Correlation between three variables question

Question

I was asked this question regarding correlation recently, and although it seems intuitive, I still haven't worked out the answer satisfactorily. I hope you can help me out with this seemingly simple question.

Suppose I have three random variables $A$, $B$, $C$. Is it possible to have these three relationships satisfied? $$ \mathrm{corr}[A,B] = 0.9 $$ $$ \mathrm{corr}[B,C] = 0.8 $$ $$ \mathrm{corr}[A,C] = 0.1 $$ My intuition is that it is not possible, although I can't see right now how I can prove this conclusively.

Answer 1

You can use the fact, that correlations can be understood as cosines between vectors from the common origin. Then apply the arccos-function, and check, whether all possible pairwise sums are greater than the third angle, such that they make a tetraeder. I get

[acos(0.9),acos(0.8),acos(0.1)]
 %1695 = [0.451026811796, 0.643501108793, 1.47062890563]

The sum of the first and the second is smaller than the third, so that combination cannot stem from a trivariate correlation.

Answer 2

Assume without loss of generality that the random variables $A$, $B$, $C$ are standard, that is, with mean zero and unit variance. Then, for any $(A,B,C)$ with the prescribed covariances, $$\mathrm{var}(A-B+C)=\mathrm{var}(A)+\mathrm{var}(B)+\mathrm{var}(C)-2\mathrm{cov}(A,B)-2\mathrm{cov}(B,C)+2\mathrm{cov}(A,C), $$ that is, $$ \mathrm{var}(A-B+C)=3-2\cdot0.9-2\cdot0.8+2\cdot0.1=-0.2\lt0, $$ which is absurd.

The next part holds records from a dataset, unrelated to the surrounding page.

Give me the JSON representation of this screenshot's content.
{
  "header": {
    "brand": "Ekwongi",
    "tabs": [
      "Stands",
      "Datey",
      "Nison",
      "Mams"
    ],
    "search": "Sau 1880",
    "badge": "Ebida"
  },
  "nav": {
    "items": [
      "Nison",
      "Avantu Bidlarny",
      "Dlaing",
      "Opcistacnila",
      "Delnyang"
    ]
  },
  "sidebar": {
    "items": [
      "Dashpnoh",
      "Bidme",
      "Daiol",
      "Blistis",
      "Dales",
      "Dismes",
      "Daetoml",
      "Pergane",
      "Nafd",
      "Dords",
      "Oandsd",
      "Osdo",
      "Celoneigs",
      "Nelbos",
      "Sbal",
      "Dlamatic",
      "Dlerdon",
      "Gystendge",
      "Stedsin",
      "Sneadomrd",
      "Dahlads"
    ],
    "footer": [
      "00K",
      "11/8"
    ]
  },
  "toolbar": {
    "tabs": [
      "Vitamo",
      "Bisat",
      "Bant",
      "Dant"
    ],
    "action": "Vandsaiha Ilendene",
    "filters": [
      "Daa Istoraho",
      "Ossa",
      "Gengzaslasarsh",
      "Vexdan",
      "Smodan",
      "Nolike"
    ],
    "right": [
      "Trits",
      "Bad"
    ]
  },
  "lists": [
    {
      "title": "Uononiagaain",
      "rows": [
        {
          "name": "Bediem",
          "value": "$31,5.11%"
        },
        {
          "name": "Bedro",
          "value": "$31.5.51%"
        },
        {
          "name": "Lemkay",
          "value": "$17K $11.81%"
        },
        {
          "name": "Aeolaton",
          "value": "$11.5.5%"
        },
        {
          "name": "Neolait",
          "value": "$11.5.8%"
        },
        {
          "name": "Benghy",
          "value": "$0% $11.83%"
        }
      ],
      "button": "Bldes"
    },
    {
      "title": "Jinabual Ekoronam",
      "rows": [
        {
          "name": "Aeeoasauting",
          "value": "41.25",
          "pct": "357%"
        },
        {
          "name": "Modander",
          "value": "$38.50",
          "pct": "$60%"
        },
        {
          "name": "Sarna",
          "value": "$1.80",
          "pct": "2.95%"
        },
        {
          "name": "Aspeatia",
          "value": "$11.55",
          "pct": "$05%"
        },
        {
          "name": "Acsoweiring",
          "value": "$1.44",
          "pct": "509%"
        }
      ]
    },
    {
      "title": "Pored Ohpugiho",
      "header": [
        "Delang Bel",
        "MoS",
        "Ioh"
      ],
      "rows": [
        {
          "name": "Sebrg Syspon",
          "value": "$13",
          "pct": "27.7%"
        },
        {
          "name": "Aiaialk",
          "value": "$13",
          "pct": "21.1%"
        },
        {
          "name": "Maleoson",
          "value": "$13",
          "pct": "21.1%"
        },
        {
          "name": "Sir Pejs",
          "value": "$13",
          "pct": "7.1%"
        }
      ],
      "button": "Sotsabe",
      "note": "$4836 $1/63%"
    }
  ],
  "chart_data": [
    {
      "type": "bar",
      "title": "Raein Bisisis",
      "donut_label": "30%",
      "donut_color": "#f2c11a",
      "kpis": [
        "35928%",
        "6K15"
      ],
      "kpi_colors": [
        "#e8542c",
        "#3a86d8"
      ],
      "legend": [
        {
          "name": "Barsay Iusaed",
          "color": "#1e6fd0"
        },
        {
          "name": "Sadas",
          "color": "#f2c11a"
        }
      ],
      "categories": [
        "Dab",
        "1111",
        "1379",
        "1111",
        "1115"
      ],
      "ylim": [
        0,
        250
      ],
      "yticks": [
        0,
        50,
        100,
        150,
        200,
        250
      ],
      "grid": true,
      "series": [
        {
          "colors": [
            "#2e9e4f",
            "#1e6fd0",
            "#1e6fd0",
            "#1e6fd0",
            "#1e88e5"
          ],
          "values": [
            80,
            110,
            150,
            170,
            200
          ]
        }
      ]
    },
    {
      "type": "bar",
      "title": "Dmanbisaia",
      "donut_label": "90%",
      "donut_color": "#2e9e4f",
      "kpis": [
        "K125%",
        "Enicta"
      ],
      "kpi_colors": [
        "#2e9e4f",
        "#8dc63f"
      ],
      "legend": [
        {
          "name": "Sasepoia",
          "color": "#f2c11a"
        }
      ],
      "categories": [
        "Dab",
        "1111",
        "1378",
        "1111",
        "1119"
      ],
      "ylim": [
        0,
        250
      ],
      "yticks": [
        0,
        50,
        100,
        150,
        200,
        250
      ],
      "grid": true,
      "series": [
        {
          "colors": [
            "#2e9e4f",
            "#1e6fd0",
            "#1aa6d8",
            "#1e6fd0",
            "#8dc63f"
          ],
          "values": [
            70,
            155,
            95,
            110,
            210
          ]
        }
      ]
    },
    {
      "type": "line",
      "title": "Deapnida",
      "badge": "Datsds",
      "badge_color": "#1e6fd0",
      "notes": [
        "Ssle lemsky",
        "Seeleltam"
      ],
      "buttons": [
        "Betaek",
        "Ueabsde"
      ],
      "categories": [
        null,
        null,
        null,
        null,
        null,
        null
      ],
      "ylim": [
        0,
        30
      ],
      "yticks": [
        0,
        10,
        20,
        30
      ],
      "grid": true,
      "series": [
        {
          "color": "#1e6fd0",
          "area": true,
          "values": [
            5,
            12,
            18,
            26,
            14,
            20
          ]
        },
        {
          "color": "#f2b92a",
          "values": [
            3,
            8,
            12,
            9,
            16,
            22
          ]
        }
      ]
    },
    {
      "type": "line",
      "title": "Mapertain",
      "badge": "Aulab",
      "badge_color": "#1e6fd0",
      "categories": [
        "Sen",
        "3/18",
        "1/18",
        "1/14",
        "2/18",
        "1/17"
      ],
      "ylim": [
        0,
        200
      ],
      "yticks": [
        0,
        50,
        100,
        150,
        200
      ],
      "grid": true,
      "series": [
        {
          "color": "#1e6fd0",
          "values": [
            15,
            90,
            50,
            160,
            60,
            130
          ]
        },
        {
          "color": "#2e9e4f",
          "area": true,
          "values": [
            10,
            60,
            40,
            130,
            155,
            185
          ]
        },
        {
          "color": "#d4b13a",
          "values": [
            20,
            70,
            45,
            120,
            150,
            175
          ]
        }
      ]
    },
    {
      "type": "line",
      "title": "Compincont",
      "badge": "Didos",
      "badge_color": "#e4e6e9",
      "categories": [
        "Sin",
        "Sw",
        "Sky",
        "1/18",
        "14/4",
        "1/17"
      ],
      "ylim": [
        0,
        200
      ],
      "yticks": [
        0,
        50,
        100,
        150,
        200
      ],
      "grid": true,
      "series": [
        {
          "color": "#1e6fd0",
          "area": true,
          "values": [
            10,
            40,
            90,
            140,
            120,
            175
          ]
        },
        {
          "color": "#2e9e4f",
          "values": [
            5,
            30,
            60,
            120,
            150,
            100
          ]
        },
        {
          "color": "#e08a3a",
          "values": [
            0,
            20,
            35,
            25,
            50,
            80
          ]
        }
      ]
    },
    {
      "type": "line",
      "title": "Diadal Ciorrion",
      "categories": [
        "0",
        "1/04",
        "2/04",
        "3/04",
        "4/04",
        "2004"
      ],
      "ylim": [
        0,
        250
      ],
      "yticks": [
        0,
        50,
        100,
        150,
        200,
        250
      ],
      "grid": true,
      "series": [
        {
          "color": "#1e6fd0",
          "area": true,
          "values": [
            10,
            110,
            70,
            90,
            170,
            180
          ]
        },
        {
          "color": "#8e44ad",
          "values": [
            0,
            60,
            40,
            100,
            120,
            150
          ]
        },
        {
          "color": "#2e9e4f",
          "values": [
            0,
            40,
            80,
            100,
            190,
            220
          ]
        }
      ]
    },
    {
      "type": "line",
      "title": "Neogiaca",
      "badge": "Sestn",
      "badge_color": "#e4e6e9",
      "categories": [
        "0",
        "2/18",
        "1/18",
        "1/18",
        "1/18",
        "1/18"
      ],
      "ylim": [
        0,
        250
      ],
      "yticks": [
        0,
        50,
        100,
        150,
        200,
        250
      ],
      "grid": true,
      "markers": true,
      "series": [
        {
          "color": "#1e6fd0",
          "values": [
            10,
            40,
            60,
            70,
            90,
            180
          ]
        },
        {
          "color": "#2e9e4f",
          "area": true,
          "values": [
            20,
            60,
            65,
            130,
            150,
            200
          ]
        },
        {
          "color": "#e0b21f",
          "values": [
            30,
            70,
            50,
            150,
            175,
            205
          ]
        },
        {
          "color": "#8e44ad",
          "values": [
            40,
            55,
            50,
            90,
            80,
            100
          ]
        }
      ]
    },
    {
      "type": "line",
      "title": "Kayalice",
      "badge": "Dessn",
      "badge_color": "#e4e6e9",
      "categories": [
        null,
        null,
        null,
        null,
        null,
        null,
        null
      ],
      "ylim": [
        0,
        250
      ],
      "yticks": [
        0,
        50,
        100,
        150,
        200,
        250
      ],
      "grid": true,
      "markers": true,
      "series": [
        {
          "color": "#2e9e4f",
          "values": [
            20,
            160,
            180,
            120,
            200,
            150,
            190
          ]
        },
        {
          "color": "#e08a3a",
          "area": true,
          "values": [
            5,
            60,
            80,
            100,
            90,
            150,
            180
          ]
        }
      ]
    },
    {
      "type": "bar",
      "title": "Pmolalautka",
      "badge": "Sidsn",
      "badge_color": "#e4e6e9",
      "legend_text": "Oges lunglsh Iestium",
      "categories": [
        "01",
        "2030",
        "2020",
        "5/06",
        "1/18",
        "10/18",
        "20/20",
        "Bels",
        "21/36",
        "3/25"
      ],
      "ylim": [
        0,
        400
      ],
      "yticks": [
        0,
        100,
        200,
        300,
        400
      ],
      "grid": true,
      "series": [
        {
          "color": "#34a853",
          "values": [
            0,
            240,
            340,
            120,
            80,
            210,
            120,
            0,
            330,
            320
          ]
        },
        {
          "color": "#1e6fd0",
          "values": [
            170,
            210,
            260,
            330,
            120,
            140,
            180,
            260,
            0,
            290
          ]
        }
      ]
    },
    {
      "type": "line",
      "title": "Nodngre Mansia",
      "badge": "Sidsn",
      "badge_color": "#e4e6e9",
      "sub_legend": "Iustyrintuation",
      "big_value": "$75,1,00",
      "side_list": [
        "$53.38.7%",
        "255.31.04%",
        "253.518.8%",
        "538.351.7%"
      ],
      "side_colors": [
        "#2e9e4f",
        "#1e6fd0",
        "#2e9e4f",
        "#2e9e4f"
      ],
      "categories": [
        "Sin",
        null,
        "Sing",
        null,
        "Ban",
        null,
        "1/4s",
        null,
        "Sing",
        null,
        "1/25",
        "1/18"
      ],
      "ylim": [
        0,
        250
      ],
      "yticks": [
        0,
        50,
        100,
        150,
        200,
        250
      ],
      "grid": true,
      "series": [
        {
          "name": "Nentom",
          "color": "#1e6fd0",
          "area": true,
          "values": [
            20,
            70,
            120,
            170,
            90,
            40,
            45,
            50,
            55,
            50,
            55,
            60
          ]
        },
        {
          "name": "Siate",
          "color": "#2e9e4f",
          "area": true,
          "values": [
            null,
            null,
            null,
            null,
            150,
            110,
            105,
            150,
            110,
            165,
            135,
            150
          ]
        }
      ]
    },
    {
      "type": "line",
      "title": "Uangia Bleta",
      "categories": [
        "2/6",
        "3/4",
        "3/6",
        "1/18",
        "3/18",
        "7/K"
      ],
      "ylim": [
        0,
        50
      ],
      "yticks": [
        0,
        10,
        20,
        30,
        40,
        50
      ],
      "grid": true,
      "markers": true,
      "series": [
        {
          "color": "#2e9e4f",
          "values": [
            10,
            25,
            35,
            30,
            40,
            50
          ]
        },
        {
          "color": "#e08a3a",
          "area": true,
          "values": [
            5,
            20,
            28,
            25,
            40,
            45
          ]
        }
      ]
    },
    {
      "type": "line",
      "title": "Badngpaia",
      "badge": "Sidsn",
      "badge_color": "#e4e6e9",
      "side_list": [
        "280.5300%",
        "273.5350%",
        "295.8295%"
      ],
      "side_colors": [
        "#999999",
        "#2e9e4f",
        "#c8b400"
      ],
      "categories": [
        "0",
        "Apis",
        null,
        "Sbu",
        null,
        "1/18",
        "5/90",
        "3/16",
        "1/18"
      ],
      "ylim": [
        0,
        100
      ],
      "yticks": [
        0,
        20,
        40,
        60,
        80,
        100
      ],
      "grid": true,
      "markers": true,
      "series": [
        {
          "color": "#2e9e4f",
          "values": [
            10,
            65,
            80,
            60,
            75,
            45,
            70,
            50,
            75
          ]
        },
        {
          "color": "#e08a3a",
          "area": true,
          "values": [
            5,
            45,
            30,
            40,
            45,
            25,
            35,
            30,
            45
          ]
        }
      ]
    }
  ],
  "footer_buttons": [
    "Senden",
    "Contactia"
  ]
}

Edit: Since correlations are cosines, for every random variables such that $\mathrm{corr}(A,B)=b$, $\mathrm{corr}(A,C)=c$ and $\mathrm{corr}(B,C)=a$, one must have $$ a\geqslant bc-\sqrt{1-b^2}\sqrt{1-c^2}. $$ For $b=0.9$ and $c=0.8$, this yields $a\geqslant.458$.

Answer 3

As a follow up to one of the other answers, I'd like to finish the solution to make it clear. I find this approach very nice (Borat accent).

In order to generate the correlation matrix, you can leave one of the correlations as $\rho$, I'm leaving $\rho_{AC}$ here. \begin{bmatrix} 1 & 0.9 & \rho\\ 0.9 & 1 & 0.8\\ \rho & 0.8 & 1 \end{bmatrix}

Now, if you calculate the determinant, you'll get the bound for $\rho$. Determinant calculation would result in the following equation (note that the matrix above is a correlation matrix and has to be at least semidefinite):

$$ -0.45 + 0.72\rho + 0.72\rho - \rho^2 \ge 0 $$

making it nicer, it will look like this: $$ \rho^2 - 1.44\rho + 0.45 \le 0 $$

which is correct if $ 0.458 \le \rho \le 0.981 $. This means that the correlation between $A$ and $C$ should be in this range, which isn't.

Answer 4

For @egreif1 answer, it can be easily understood that $\rho(X, Y) = \rho(X - EX, Y)$, after shifting and scaling ,the correlation between two variables are same. So for the purpose of simplification, we can work with zero mean and unit variance r.v.s. It may be another thought about Hilbert's space.